Key Insight: The Import Address Table (IAT) is one of the first things to analyze. It reveals every API function the program can call—a behavioral fingerprint. In malware, suspicious imports like VirtualAlloc + WriteProcessMemory + CreateRemoteThread indicate process injection.

Common Pitfalls and Debugging

Problem 1: “Your interpretation does not match runtime behavior”

  • Why: Static analysis can hide runtime-resolved addresses, lazy binding, and input-dependent branches.
  • Fix: Reproduce the path with debugger or tracer, then compare static assumptions against live register/memory state.
  • Quick test: Run the same sample through both your static workflow and a debugger transcript, and confirm control-flow decisions align.

Problem 2: “Tool output is inconsistent across machines”

  • Why: ASLR, tool version drift, and different binary build flags (PIE, RELRO, symbols stripped) change observed addresses and metadata.
  • Fix: Pin tool versions, capture checksec/metadata, and document environment assumptions in your report.
  • Quick test: Re-run analysis in a container or VM with pinned tools and compare hashes of generated outputs.

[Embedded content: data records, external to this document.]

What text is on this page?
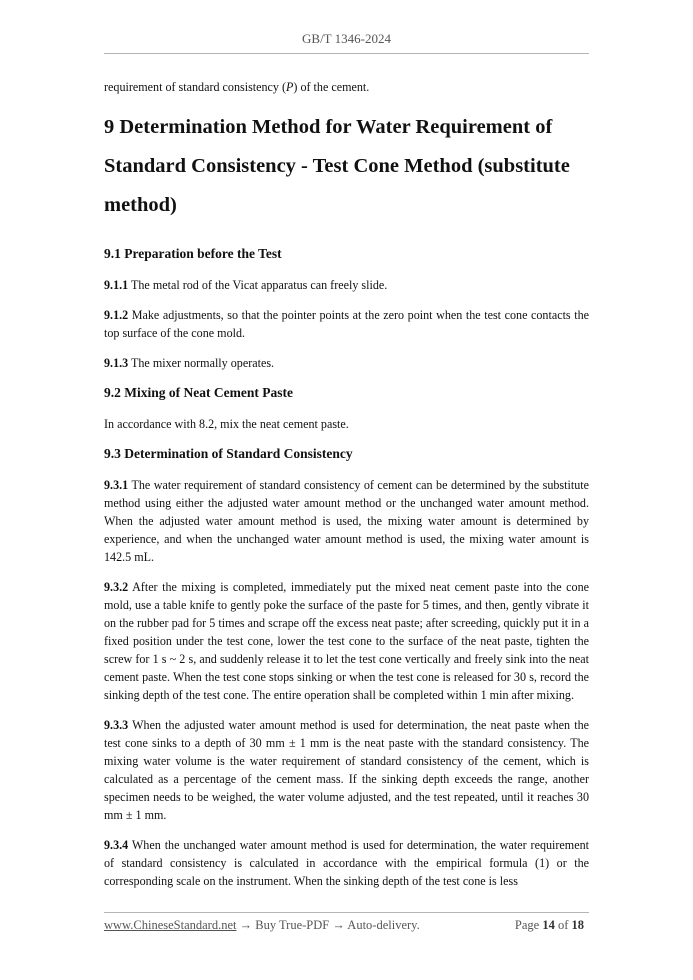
GB/T 1346-2024

requirement of standard consistency (P) of the cement.

9 Determination Method for Water Requirement of Standard Consistency - Test Cone Method (substitute method)
9.1 Preparation before the Test

9.1.1 The metal rod of the Vicat apparatus can freely slide.

9.1.2 Make adjustments, so that the pointer points at the zero point when the test cone contacts the top surface of the cone mold.

9.1.3 The mixer normally operates.

9.2 Mixing of Neat Cement Paste

In accordance with 8.2, mix the neat cement paste.

9.3 Determination of Standard Consistency

9.3.1 The water requirement of standard consistency of cement can be determined by the substitute method using either the adjusted water amount method or the unchanged water amount method. When the adjusted water amount method is used, the mixing water amount is determined by experience, and when the unchanged water amount method is used, the mixing water amount is 142.5 mL.

9.3.2 After the mixing is completed, immediately put the mixed neat cement paste into the cone mold, use a table knife to gently poke the surface of the paste for 5 times, and then, gently vibrate it on the rubber pad for 5 times and scrape off the excess neat paste; after screeding, quickly put it in a fixed position under the test cone, lower the test cone to the surface of the neat paste, tighten the screw for 1 s ~ 2 s, and suddenly release it to let the test cone vertically and freely sink into the neat cement paste. When the test cone stops sinking or when the test cone is released for 30 s, record the sinking depth of the test cone. The entire operation shall be completed within 1 min after mixing.

9.3.3 When the adjusted water amount method is used for determination, the neat paste when the test cone sinks to a depth of 30 mm ± 1 mm is the neat paste with the standard consistency. The mixing water volume is the water requirement of standard consistency of the cement, which is calculated as a percentage of the cement mass. If the sinking depth exceeds the range, another specimen needs to be weighed, the water volume adjusted, and the test repeated, until it reaches 30 mm ± 1 mm.

9.3.4 When the unchanged water amount method is used for determination, the water requirement of standard consistency is calculated in accordance with the empirical formula (1) or the corresponding scale on the instrument. When the sinking depth of the test cone is less

www.ChineseStandard.net → Buy True-PDF → Auto-delivery.	Page 14 of 18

Problem 3: “Analysis accidentally executes unsafe code”

  • Why: Dynamic workflows run binaries in host context without sufficient isolation.
  • Fix: Use disposable snapshots, no-network execution, and non-privileged users for all unknown samples.
  • Quick test: Validate isolation controls first (network disabled, snapshot active, unprivileged user), then execute sample.

Definition of Done

  • Core functionality works on reference inputs
  • Edge cases are tested and documented
  • Results are reproducible (same binary, same tools, same report output)
  • Analysis notes clearly separate observations, assumptions, and conclusions
  • Lab safety controls were applied for any dynamic execution

4. Solution Architecture

Input Artifact -> Parse/Decode -> Analysis Engine -> Validation Layer -> Report

Design each stage so intermediate artifacts are inspectable (JSON/text/notes), which makes debugging and peer review much easier.

5. Implementation Phases

Phase 1: Foundation

  • Define input assumptions and format checks.
  • Produce a minimal golden output on one known sample.

Phase 2: Core Functionality

  • Implement full analysis pass for normal cases.
  • Add validation against an external ground-truth tool.

Phase 3: Hard Cases and Reporting

  • Add malformed/edge-case handling.
  • Finalize report template and reproducibility notes.

6. Testing Strategy

  • Unit-level checks for parser/decoder helpers.
  • Integration checks against known binaries/challenges.
  • Regression tests for previously failing cases.

7. Extensions & Challenges

  • Add automation for batch analysis and comparative reports.
  • Add confidence scoring for each major finding.
  • Add export formats suitable for CI/security pipelines.

8. Production Reflection

Map your project output to a production analogue: what reliability, observability, and security controls would be required to run this continuously in an engineering organization?